1975 aviation accident

Garuda Indonesian Airways Flight 150 was a scheduled Indonesian domestic passenger flight from Kemayoran Airport, Jakarta to Sultan Mahmud Badaruddin II Airport, Palembang. On 24 September 1975, Flight 150 crashed on approach due to poor weather and fog just 2.5 mi from the town of Palembang. The accident killed 25 out of the 61 passengers and crew on board, and one person on the ground.

==Aircraft==
The Fokker F-28 Fellowship registration PK-GVC was built in 1971, with only 1000 hours of flying time before the fatal accident. The aircraft was reregistered from PK-GJX

==Accident==
Flight 150 took off from Kemayoran Airport on a short-haul flight to Sultan Mahmud Badaruddin II Airport with 61 passengers and crew on board. Less than one hour after takeoff, Flight 150 was cleared by air traffic controllers at Sultan Mahmud Badaruddin II Airport to start their approach to land on runway 28 (now runway 29).
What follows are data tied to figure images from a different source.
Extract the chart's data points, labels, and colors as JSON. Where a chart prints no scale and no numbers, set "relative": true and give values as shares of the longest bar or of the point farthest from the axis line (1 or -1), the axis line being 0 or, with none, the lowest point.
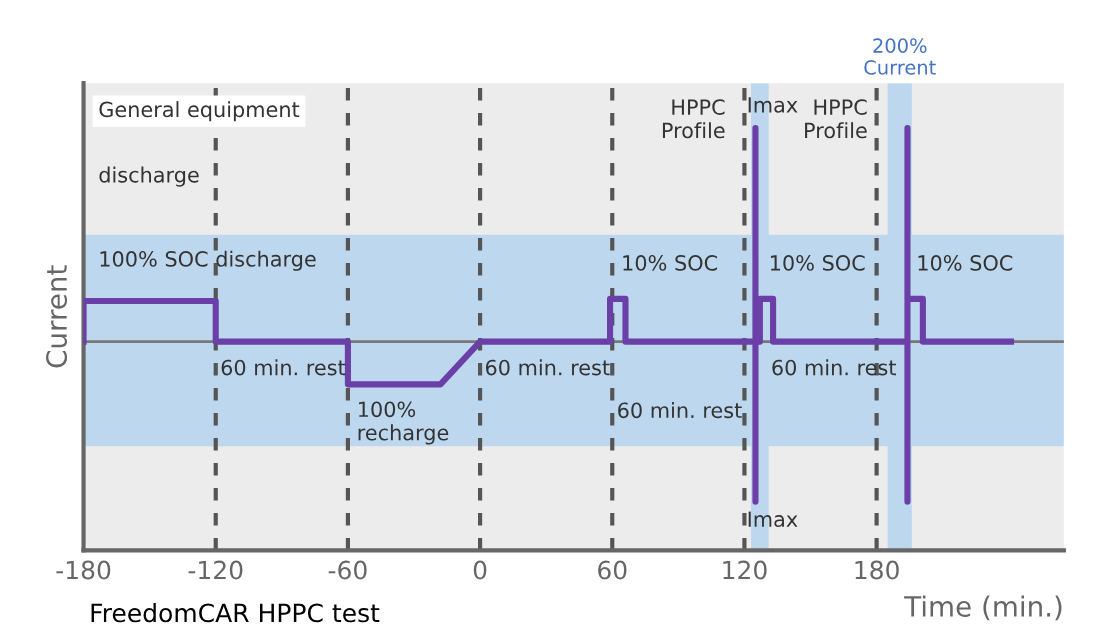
{
  "chart_data": {
    "type": "line",
    "relative": true,
    "ylabel": "Current",
    "xlabel": "Time (min.)",
    "xlim": [
      -180,
      265
    ],
    "xticks": [
      -180,
      -120,
      -60,
      0,
      60,
      120,
      180
    ],
    "series": [
      {
        "color": "#6b3fa8",
        "x": [
          -180,
          -180,
          -120,
          -120,
          -60,
          -60,
          -18,
          0,
          59,
          59,
          66,
          66,
          125,
          125,
          125,
          125,
          127,
          127,
          133,
          133,
          194,
          194,
          194,
          194,
          194,
          201,
          201,
          241
        ],
        "values": [
          0,
          0.19,
          0.19,
          0,
          0,
          -0.2,
          -0.2,
          0,
          0,
          0.2,
          0.2,
          0,
          0,
          1,
          -0.75,
          0,
          0,
          0.2,
          0.2,
          0,
          0,
          1,
          -0.75,
          0,
          0.2,
          0.2,
          0,
          0
        ]
      }
    ],
    "ref_lines": [
      {
        "axis": "y",
        "value": 0,
        "color": "#777777",
        "line_style": "solid"
      },
      {
        "axis": "x",
        "value": -120,
        "color": "#555555",
        "line_style": "dashed"
      },
      {
        "axis": "x",
        "value": -60,
        "color": "#555555",
        "line_style": "dashed"
      },
      {
        "axis": "x",
        "value": 0,
        "color": "#555555",
        "line_style": "dashed"
      },
      {
        "axis": "x",
        "value": 60,
        "color": "#555555",
        "line_style": "dashed"
      },
      {
        "axis": "x",
        "value": 120,
        "color": "#555555",
        "line_style": "dashed"
      },
      {
        "axis": "x",
        "value": 180,
        "color": "#555555",
        "line_style": "dashed"
      }
    ],
    "bands": [
      {
        "axis": "y",
        "from": -0.49,
        "to": 0.5,
        "color": "#bdd7ee"
      },
      {
        "axis": "x",
        "from": 123,
        "to": 131,
        "color": "#bdd7ee"
      },
      {
        "axis": "x",
        "from": 185,
        "to": 196,
        "color": "#bdd7ee",
        "label": "200%\nCurrent"
      }
    ],
    "annotations": [
      "General equipment",
      "discharge",
      "100% SOC discharge",
      {
        "text": "60 min. rest",
        "x": -118,
        "y": -0.13
      },
      {
        "text": "100%\nrecharge",
        "x": -56,
        "y": -0.38
      },
      {
        "text": "60 min. rest",
        "x": 2,
        "y": -0.13
      },
      {
        "text": "60 min. rest",
        "x": 62,
        "y": -0.33
      },
      {
        "text": "10% SOC",
        "x": 64,
        "y": 0.36
      },
      {
        "text": "10% SOC",
        "x": 131,
        "y": 0.36
      },
      {
        "text": "10% SOC",
        "x": 198,
        "y": 0.36
      },
      {
        "text": "60 min. rest",
        "x": 132,
        "y": -0.13
      },
      "HPPC\nProfile",
      "HPPC\nProfile",
      {
        "text": "Imax",
        "x": 121,
        "y": 1.1
      },
      {
        "text": "Imax",
        "x": 121,
        "y": -0.84
      },
      "FreedomCAR HPPC test"
    ]
  }
}
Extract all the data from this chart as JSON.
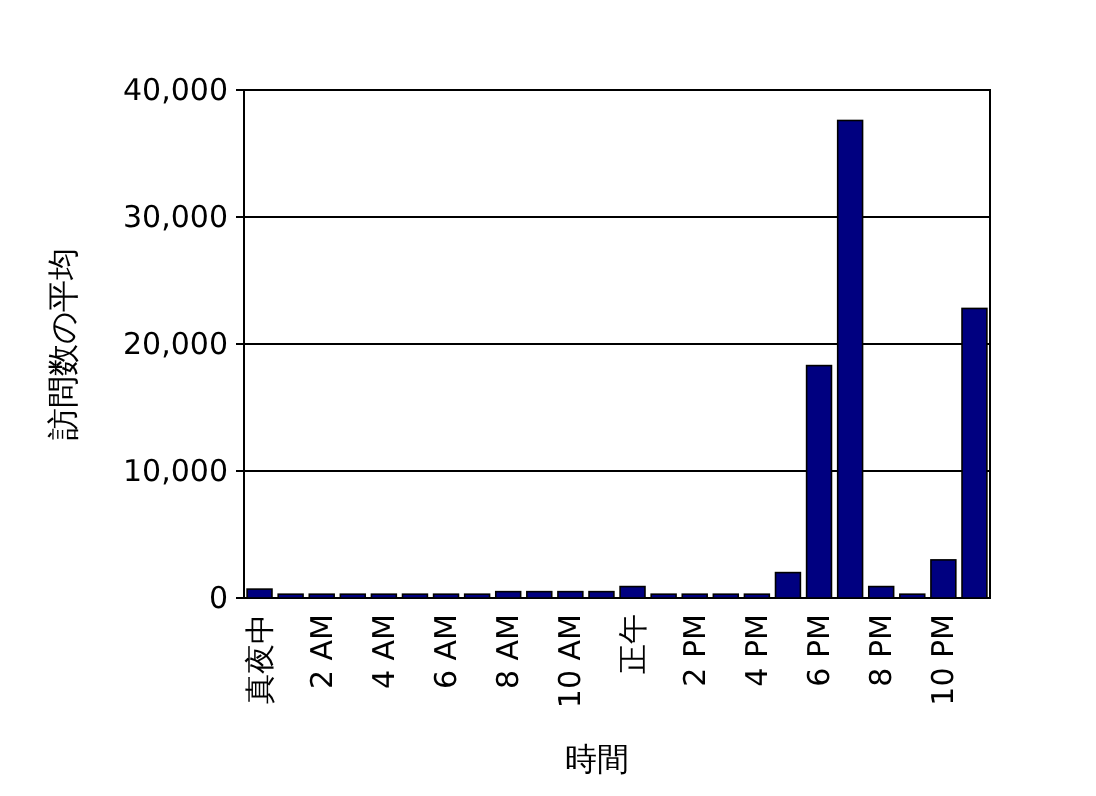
{
  "chart_data": {
    "type": "bar",
    "xlabel": "時間",
    "ylabel": "訪問数の平均",
    "categories": [
      "真夜中",
      null,
      "2 AM",
      null,
      "4 AM",
      null,
      "6 AM",
      null,
      "8 AM",
      null,
      "10 AM",
      null,
      "正午",
      null,
      "2 PM",
      null,
      "4 PM",
      null,
      "6 PM",
      null,
      "8 PM",
      null,
      "10 PM",
      null
    ],
    "values": [
      700,
      300,
      300,
      300,
      300,
      300,
      300,
      300,
      500,
      500,
      500,
      500,
      900,
      300,
      300,
      300,
      300,
      2000,
      18300,
      37600,
      900,
      300,
      3000,
      22800
    ],
    "color": "#000080",
    "ylim": [
      0,
      40000
    ],
    "yticks": [
      0,
      {
        "value": 10000,
        "label": "10,000"
      },
      {
        "value": 20000,
        "label": "20,000"
      },
      {
        "value": 30000,
        "label": "30,000"
      },
      {
        "value": 40000,
        "label": "40,000"
      }
    ],
    "grid": "y"
  }
}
The flaps and landing gear were down as flight 150 was nearing the airport when fog started shadowing the town and the airport. Flight 150 entered the fog two minutes later. The tail end of the aircraft hit trees and crashed, breaking into two parts. There was no fire when flight 150 crashed. The crash killed 25 people on board and one person on the ground. 36 passengers survived the crash and were taken to a local hospital.

==Cause==
An investigation into the crash found that the visual flight in weather conditions below minimums. Flight 150 was in a downwind leg as the aircraft was on approach to the airport in fog. It is unknown why the air traffic controller did not tell the pilots of Flight 150 to execute a missed approach or why the pilots themselves did not execute a missed approach.